3. Insufficient Focus on Systemic Governance Challenges
Issues like corruption, absenteeism, procurement inefficiencies, and HR shortages in public systems are under-discussed.
4. Lack of Discussion on Public–Private Partnerships (PPP)
PPP mechanisms, which are widely used globally, receive no attention.
5. No Concrete Roadmap for Transition
A shift from the current mixed system to a fully rights-based public system requires phased implementation, which is not detailed.
6. Technological and Digital Health Elements Are Missing
Telemedicine, digital platforms, supply-chain management, and data governance are key contemporary aspects.
VI. POLICY IMPLICATIONS (UPSC GS-II & GS-III Relevance)
1. Constitutional Right to Health
– Would require legislation, budget allocation, and justiciable standards.
– Aligns with Article 21 interpretations by the Supreme Court.
2. Strengthening Public Health Infrastructure
– Upgrading PHCs, CHCs, district hospitals
– Ensuring adequate staffing, medicine supply, diagnostics
3. Regulatory Reform
– Transparent pricing
– Patient rights charter enforcement
– Independent regulatory authorities for private sector oversight
4. Addressing Inequity and Discrimination
– Health policies must integrate social justice, gender sensitivity, and disability rights.
5. Workforce Management
– Regularisation and training for ASHAs, ANMs, nurses, sanitation workers
– Occupational safety and health (OSH) standards
6. Improved Public Financing
– Increasing public health expenditure to at least 3 percent of GDP
– Rebalancing resources from insurance-based models to primary health strengthening
7. Decentralised Governance and Community Monitoring
– Panchayati Raj institutions and local health committees must be empowered.

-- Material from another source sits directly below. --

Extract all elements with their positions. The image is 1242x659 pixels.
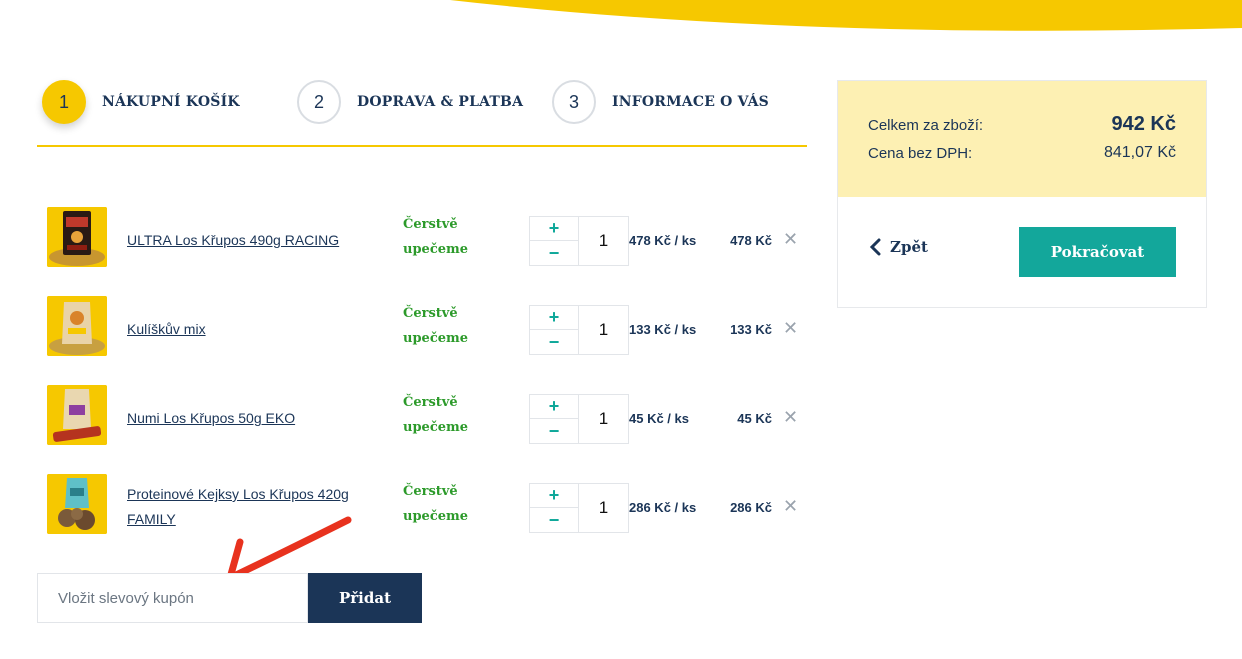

VII. REAL-WORLD IMPACT ASSESSMENT
- Improved Health Equity
A rights-based approach could dramatically reduce disparities in access. - Reduction in Catastrophic Health Expenditure
Stronger public provisioning can reduce out-of-pocket spending. - Better Working Conditions for Frontline Staff
Health workforce reforms could improve morale and efficiency. - Higher Fiscal Burden on Government
Universal health provisioning requires sustained investment. - Potential Resistance from Private Healthcare Lobbies
Regulation and price caps may face opposition. - Demand for Multi-Level Governance Reform
Implementation success depends on centre–state coordination, local governance, and administrative capability.
VIII. BALANCED CONCLUSION
The article presents a compelling, rights-driven vision for India’s health system—one rooted in equity, public provisioning, and social justice. It rightly highlights the dangers of unregulated privatisation and the urgent need to strengthen public health infrastructure, workers’ rights, and patient protections.
However, its perspective is largely activist and normative, offering limited engagement with the fiscal realities, administrative challenges, and potential efficiency gains from regulated private sector involvement. A balanced health agenda for India must integrate rights with pragmatic policy design, robust funding, and mixed-model delivery systems.
Ultimately, moving toward a right-to-health framework will require political will, sustained public investment, regulatory overhaul, and inclusive governance.
IX. FUTURE PERSPECTIVES (UPSC Mains-Ready Insights)
- Craft legislation making health a justiciable right with clear state obligations.
- Increase public health spending and strengthen preventive & primary care.
- Develop independent health regulatory authorities.
- Implement mandatory charter of patient rights.
- Improve working conditions and career pathways for frontline health workers.
- Promote decentralised health governance and community monitoring.
- Foster synergy between public and private sectors through ethical, regulated partnerships.
- Ensure equitable access for marginalised communities using intersectional frameworks.
India’s health future depends on building a system that is publicly accountable, equitably accessible, financially sustainable, and rights-based—not merely commercially driven.